Since I was into de-duplication as a part of my undergraduate thesis , I found the articles from NetApp and EMC very interesting.

De-duplication is the process of removing replicas of a file, the file may be of any type (example .jpg,.txt,.doc etc). There are two major approaches to data de-duplication, one is file level and the other is database level.

Few companies employ file level de-duplication while a majority of them employ block level de-duplication.

Block Level De-duplication :

De-duplication at the data block level compares blocks of data  with other subsequent blocks. Block level deduplication allows you to de-duplicate data within a given object. If an object (file, database, etc.) contains blocks of data that are identical to each other, then block level deduplication eliminates storing the redundant data and reduces the size of the object in storage.

In De-duplication a single copy of the file is maintained and other copies of the file are made into references to that particular file, which drastically reduces the file size in case the redundancies for that particular file is very high. References may be similar to soft link approach used in Linux.
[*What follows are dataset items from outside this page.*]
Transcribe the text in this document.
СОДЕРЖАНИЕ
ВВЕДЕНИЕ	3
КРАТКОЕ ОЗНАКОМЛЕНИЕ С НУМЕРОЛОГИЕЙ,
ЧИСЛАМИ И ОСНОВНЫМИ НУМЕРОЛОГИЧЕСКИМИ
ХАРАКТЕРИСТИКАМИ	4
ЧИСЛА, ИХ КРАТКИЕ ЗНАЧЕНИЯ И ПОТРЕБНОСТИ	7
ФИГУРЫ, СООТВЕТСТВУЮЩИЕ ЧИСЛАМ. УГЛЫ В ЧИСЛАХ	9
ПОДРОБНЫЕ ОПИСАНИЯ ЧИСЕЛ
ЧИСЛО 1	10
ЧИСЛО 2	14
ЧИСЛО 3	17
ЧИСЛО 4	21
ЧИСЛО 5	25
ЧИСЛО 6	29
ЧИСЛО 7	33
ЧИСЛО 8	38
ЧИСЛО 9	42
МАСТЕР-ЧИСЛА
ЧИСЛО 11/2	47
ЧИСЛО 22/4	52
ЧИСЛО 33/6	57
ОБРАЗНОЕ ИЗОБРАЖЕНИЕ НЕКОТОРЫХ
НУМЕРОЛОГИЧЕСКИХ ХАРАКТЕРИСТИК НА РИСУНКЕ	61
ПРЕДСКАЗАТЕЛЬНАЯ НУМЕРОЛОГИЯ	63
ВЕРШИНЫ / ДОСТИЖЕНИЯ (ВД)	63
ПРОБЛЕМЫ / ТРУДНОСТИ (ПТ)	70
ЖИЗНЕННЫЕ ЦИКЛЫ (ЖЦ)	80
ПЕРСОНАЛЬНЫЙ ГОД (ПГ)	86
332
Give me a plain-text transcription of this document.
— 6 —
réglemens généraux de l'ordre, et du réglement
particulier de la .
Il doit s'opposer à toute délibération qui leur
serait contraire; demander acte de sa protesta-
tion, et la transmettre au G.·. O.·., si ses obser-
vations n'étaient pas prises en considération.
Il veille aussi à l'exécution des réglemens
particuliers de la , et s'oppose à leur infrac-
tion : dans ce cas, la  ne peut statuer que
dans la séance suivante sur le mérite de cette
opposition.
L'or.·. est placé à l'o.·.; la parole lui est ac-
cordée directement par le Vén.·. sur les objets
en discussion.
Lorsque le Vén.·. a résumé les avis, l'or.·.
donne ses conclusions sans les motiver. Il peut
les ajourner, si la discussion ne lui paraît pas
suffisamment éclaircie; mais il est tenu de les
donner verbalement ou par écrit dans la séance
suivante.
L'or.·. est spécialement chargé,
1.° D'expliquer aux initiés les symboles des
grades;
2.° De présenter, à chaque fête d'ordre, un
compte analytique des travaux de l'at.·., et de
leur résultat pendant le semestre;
For example if a image file that is 3MB , is stored in 5 different locations the total size occupied by that file is 15MB. In case of data de-duplication a single copy of the file is maintained and the rest of the copies are made as references to the original file location (or) rather single file location. So the result after de-duplication comes way lesser than the former may be just slightly higher than 3MB.

Files may be named differently, this poses a great challenge hence the md5/SHA-1  of the file is calculated and checked for duplicates. Links are established between similar files. For my project I use the Amazon S3 for storing data on the cloud .I found it to be an easy and efficient way of storing and accessing my data. Amazon AWS provides support for various languages like C#, Java and PHP etc. The howto’s are provided under the Developer section of the Amazon AWS website.

The links given below provide some useful resources regarding de-duplication.

http://www.informationweek.com/blog/229205878

http://www.backupcentral.com/mr-backup-blog-mainmenu-47/13-mr-backup-blog/134-inline-or-post-process.html/

http://www.evaluatorgroup.com/document/data-de-duplication-%E2%80%93why-when-where-and-how-infostor-article-by-russ-fellows/

And of course Wiki

http://en.wikipedia.org/wiki/Data_deduplication

Since a lot of research is being carried out on how to decrease the storage costs : de-duplication proves to be an effective tool in this regard.